Our findings add to prior drug target MR analyses of CETP and PCSK9 which did not have access to genetic associations with protein concentration and weighted by downstream effects of the drug target on HDL-C or LDL-C, respectively. Here we showed consistency in the findings of MR analyses of CETP weighted through the concentration of the encoded protein (a more direct proxy of target modulation) and through HDL-C, TG, and LDL-C. Such “biomarker weighted” drug target MR should not be confused with MR analyses designed to evaluate the causal relevance of major lipid fractions; utilising genetic variants from throughout the genome14. In the presence of post-translation pleiotropy14, where perturbation of a protein affects multiple downstream biomarkers, some of which may lie on the causal pathway to disease and others not, biomarker weighted drug target MRs do not provide evidence on the possible mediating pathway of the drug target on disease14 and instead reflect drug target effects.
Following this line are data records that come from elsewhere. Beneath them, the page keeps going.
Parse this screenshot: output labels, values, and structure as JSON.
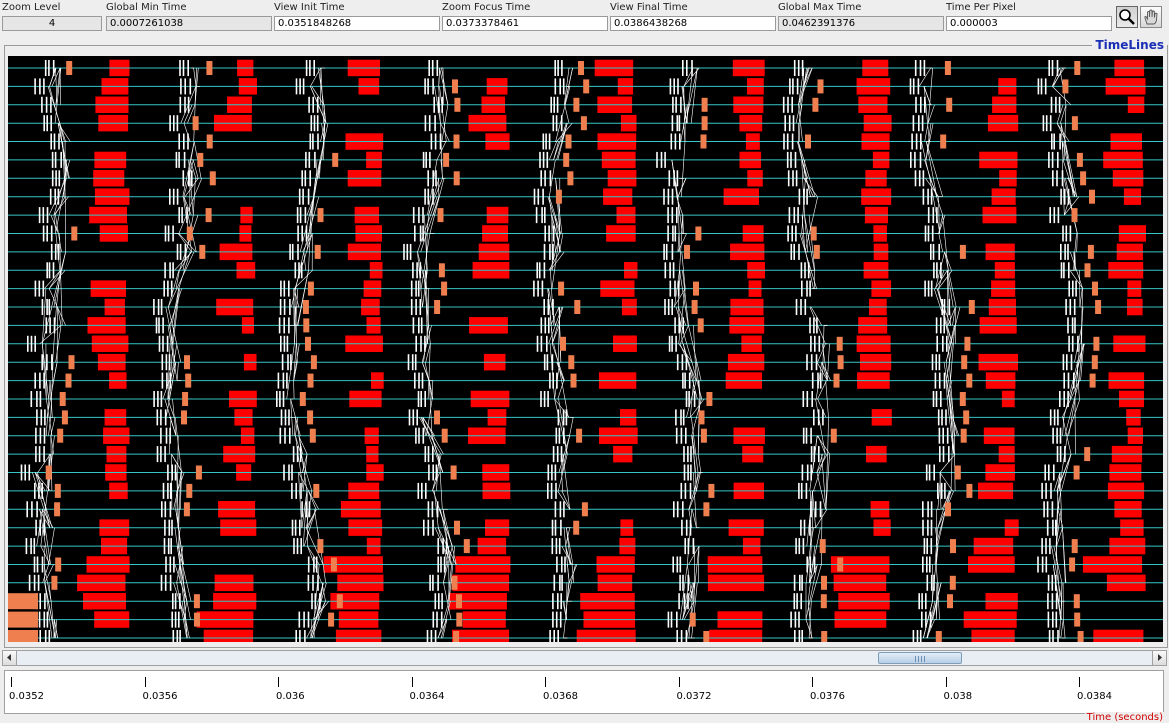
{
  "fields": [
    {
      "label": "Zoom Level",
      "value": "4",
      "style": "ro center"
    },
    {
      "label": "Global Min Time",
      "value": "0.0007261038",
      "style": "ro"
    },
    {
      "label": "View  Init Time",
      "value": "0.0351848268",
      "style": "ed"
    },
    {
      "label": "Zoom Focus Time",
      "value": "0.0373378461",
      "style": "ed"
    },
    {
      "label": "View Final Time",
      "value": "0.0386438268",
      "style": "ed"
    },
    {
      "label": "Global Max Time",
      "value": "0.0462391376",
      "style": "ro"
    },
    {
      "label": "Time Per Pixel",
      "value": "0.000003",
      "style": "ed"
    }
  ],
  "tools": {
    "zoom": "magnifier-icon",
    "pan": "hand-icon"
  },
  "panel": {
    "title": "TimeLines"
  },
  "colors": {
    "background": "#000000",
    "timeline": "#36c6c6",
    "state_red": "#ff0000",
    "state_orange": "#f07f50",
    "event_white": "#ffffff",
    "title_blue": "#1a2fb5",
    "axis_title_red": "#d00000"
  },
  "timeline_count": 32,
  "ruler": {
    "ticks": [
      "0.0352",
      "0.0356",
      "0.036",
      "0.0364",
      "0.0368",
      "0.0372",
      "0.0376",
      "0.038",
      "0.0384"
    ],
    "axis_title": "Time (seconds)"
  }
}
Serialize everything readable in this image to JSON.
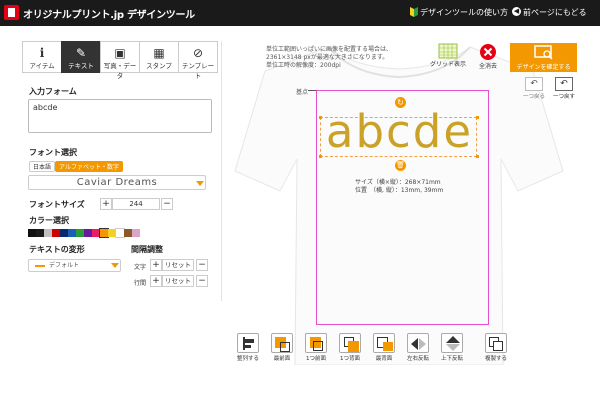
{
  "header": {
    "brand": "オリジナルプリント.jp デザインツール",
    "howto": "デザインツールの使い方",
    "back": "前ページにもどる"
  },
  "tabs": [
    {
      "label": "アイテム",
      "icon": "info-icon"
    },
    {
      "label": "テキスト",
      "icon": "pen-icon"
    },
    {
      "label": "写真・データ",
      "icon": "image-icon"
    },
    {
      "label": "スタンプ",
      "icon": "stamp-icon"
    },
    {
      "label": "テンプレート",
      "icon": "compass-icon"
    }
  ],
  "text_panel": {
    "input_label": "入力フォーム",
    "input_value": "abcde",
    "font_label": "フォント選択",
    "font_tab_ja": "日本語",
    "font_tab_en": "アルファベット・数字",
    "font_value": "Caviar Dreams",
    "size_label": "フォントサイズ",
    "size_value": "244",
    "color_label": "カラー選択",
    "transform_label": "テキストの変形",
    "transform_value": "デフォルト",
    "spacing_label": "間隔調整",
    "char_label": "文字",
    "line_label": "行間",
    "reset_label": "リセット"
  },
  "swatch_colors": [
    "#111111",
    "#1a1a1a",
    "#c0c0c0",
    "#cc0000",
    "#0a2a6e",
    "#1a5fb4",
    "#2a9d3a",
    "#6a1b9a",
    "#e91e63",
    "#f39800",
    "#f2d024",
    "#ffffff",
    "#8b5a2b",
    "#d9a6c9"
  ],
  "canvas": {
    "note": "単位工範囲いっぱいに画像を配置する場合は、\n2361×3148 pxが最適な大きさになります。\n単位工時の解像度：200dpi",
    "kiten": "基点",
    "design_text": "abcde",
    "info": "サイズ（横×縦）：268×71mm\n位置　（横, 縦）：13mm, 39mm"
  },
  "toolbar": {
    "grid": "グリッド表示",
    "delete_all": "全消去",
    "confirm": "デザインを確定する",
    "undo": "一つ戻る",
    "redo": "一つ戻す"
  },
  "bottom_tools": [
    {
      "label": "整列する"
    },
    {
      "label": "最前面"
    },
    {
      "label": "1つ前面"
    },
    {
      "label": "1つ背面"
    },
    {
      "label": "最背面"
    },
    {
      "label": "左右反転"
    },
    {
      "label": "上下反転"
    },
    {
      "label": "複製する"
    }
  ],
  "colors": {
    "accent": "#f39800",
    "text_gold": "#c9a227",
    "design_area": "#e44fd0",
    "delete": "#e60012"
  }
}
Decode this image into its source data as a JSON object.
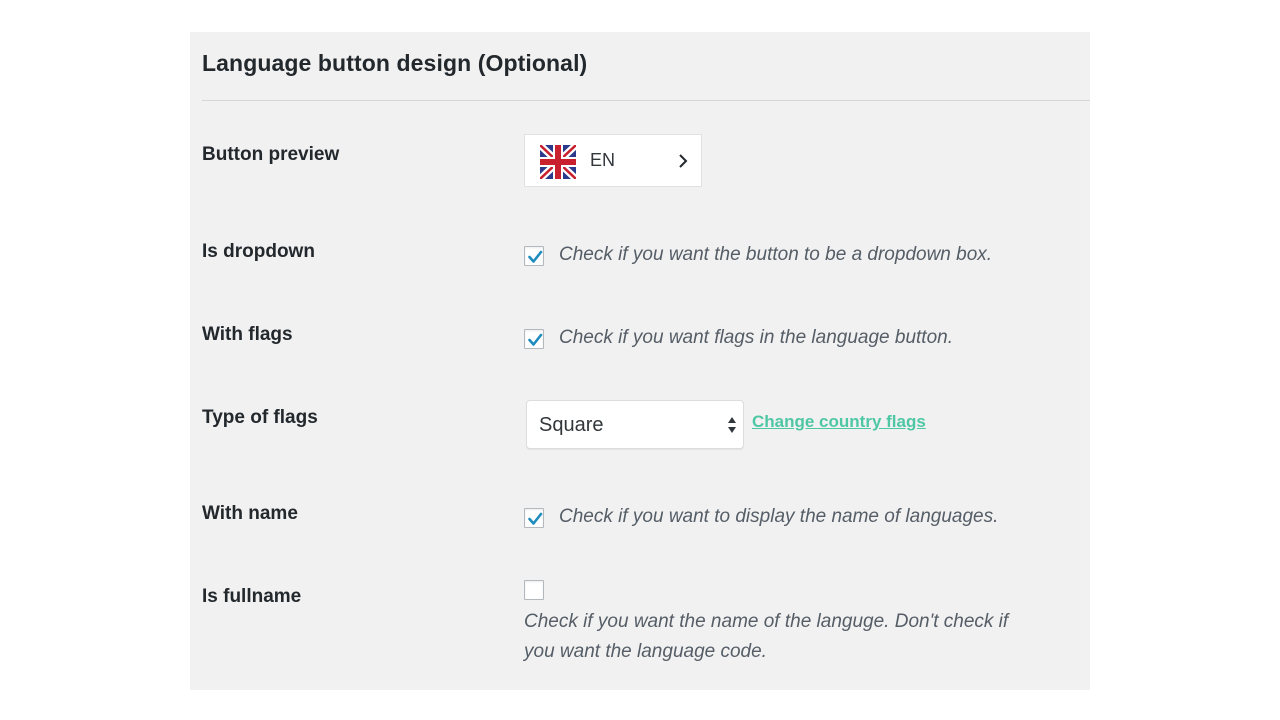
{
  "section": {
    "title": "Language button design (Optional)"
  },
  "rows": {
    "preview": {
      "label": "Button preview",
      "button_code": "EN",
      "flag_icon": "uk-flag-icon",
      "arrow_icon": "chevron-right-icon"
    },
    "dropdown": {
      "label": "Is dropdown",
      "checked": true,
      "description": "Check if you want the button to be a dropdown box."
    },
    "flags": {
      "label": "With flags",
      "checked": true,
      "description": "Check if you want flags in the language button."
    },
    "flag_type": {
      "label": "Type of flags",
      "selected": "Square",
      "link_text": "Change country flags"
    },
    "name": {
      "label": "With name",
      "checked": true,
      "description": "Check if you want to display the name of languages."
    },
    "fullname": {
      "label": "Is fullname",
      "checked": false,
      "description_line1": "Check if you want the name of the languge. Don't check if",
      "description_line2": "you want the language code."
    }
  },
  "colors": {
    "panel_bg": "#f1f1f1",
    "checkmark": "#1e8cbe",
    "link": "#4fc7a5"
  }
}
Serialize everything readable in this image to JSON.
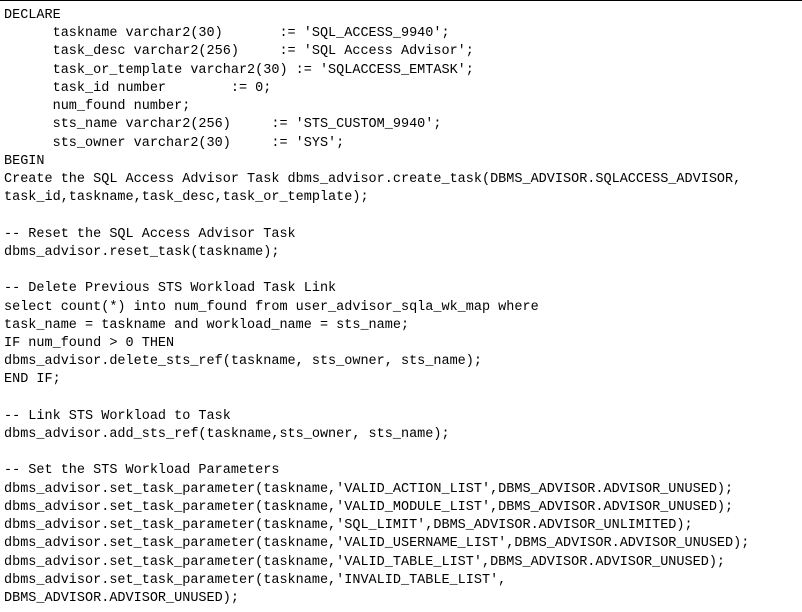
{
  "code": "DECLARE\n      taskname varchar2(30)       := 'SQL_ACCESS_9940';\n      task_desc varchar2(256)     := 'SQL Access Advisor';\n      task_or_template varchar2(30) := 'SQLACCESS_EMTASK';\n      task_id number        := 0;\n      num_found number;\n      sts_name varchar2(256)     := 'STS_CUSTOM_9940';\n      sts_owner varchar2(30)     := 'SYS';\nBEGIN\nCreate the SQL Access Advisor Task dbms_advisor.create_task(DBMS_ADVISOR.SQLACCESS_ADVISOR,\ntask_id,taskname,task_desc,task_or_template);\n\n-- Reset the SQL Access Advisor Task\ndbms_advisor.reset_task(taskname);\n\n-- Delete Previous STS Workload Task Link\nselect count(*) into num_found from user_advisor_sqla_wk_map where\ntask_name = taskname and workload_name = sts_name;\nIF num_found > 0 THEN\ndbms_advisor.delete_sts_ref(taskname, sts_owner, sts_name);\nEND IF;\n\n-- Link STS Workload to Task\ndbms_advisor.add_sts_ref(taskname,sts_owner, sts_name);\n\n-- Set the STS Workload Parameters\ndbms_advisor.set_task_parameter(taskname,'VALID_ACTION_LIST',DBMS_ADVISOR.ADVISOR_UNUSED);\ndbms_advisor.set_task_parameter(taskname,'VALID_MODULE_LIST',DBMS_ADVISOR.ADVISOR_UNUSED);\ndbms_advisor.set_task_parameter(taskname,'SQL_LIMIT',DBMS_ADVISOR.ADVISOR_UNLIMITED);\ndbms_advisor.set_task_parameter(taskname,'VALID_USERNAME_LIST',DBMS_ADVISOR.ADVISOR_UNUSED);\ndbms_advisor.set_task_parameter(taskname,'VALID_TABLE_LIST',DBMS_ADVISOR.ADVISOR_UNUSED);\ndbms_advisor.set_task_parameter(taskname,'INVALID_TABLE_LIST',\nDBMS_ADVISOR.ADVISOR_UNUSED);"
}
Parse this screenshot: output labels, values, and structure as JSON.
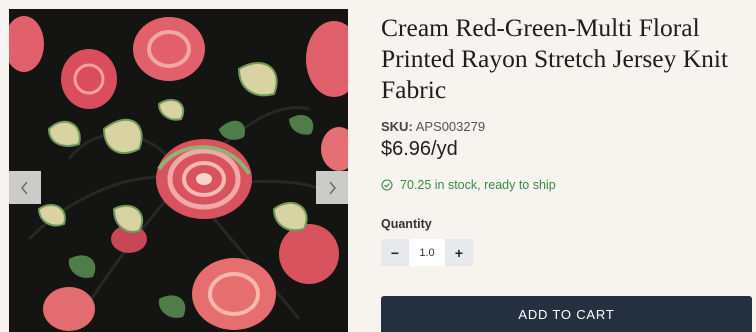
{
  "product": {
    "title": "Cream Red-Green-Multi Floral Printed Rayon Stretch Jersey Knit Fabric",
    "sku_label": "SKU:",
    "sku_value": "APS003279",
    "price": "$6.96/yd",
    "stock_text": "70.25 in stock, ready to ship",
    "quantity_label": "Quantity",
    "quantity_value": "1.0",
    "decrement_label": "−",
    "increment_label": "+",
    "add_to_cart_label": "ADD TO CART"
  },
  "gallery": {
    "prev_icon": "chevron-left-icon",
    "next_icon": "chevron-right-icon"
  },
  "colors": {
    "background": "#f7f3ef",
    "stock_green": "#3a8a4a",
    "cart_button": "#243040",
    "fabric_base": "#141412",
    "flower_pink": "#e2606c",
    "leaf_cream": "#d8d3a0"
  }
}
In conclusion, previous failures of CETP inhibitors are likely related to suboptimal target inhibition (dalcetrapib), off-target effects (torcetrapib) or insufficiently long follow-up (evacetrapib). The present drug target MR analysis, consistent with findings from the anacetrapib trials, anticipates that on-target CETP inhibition decreases CVD risk. MR analyses additionally suggests a reduction in kidney disease risk, but an increased risk of age-related macular degeneration.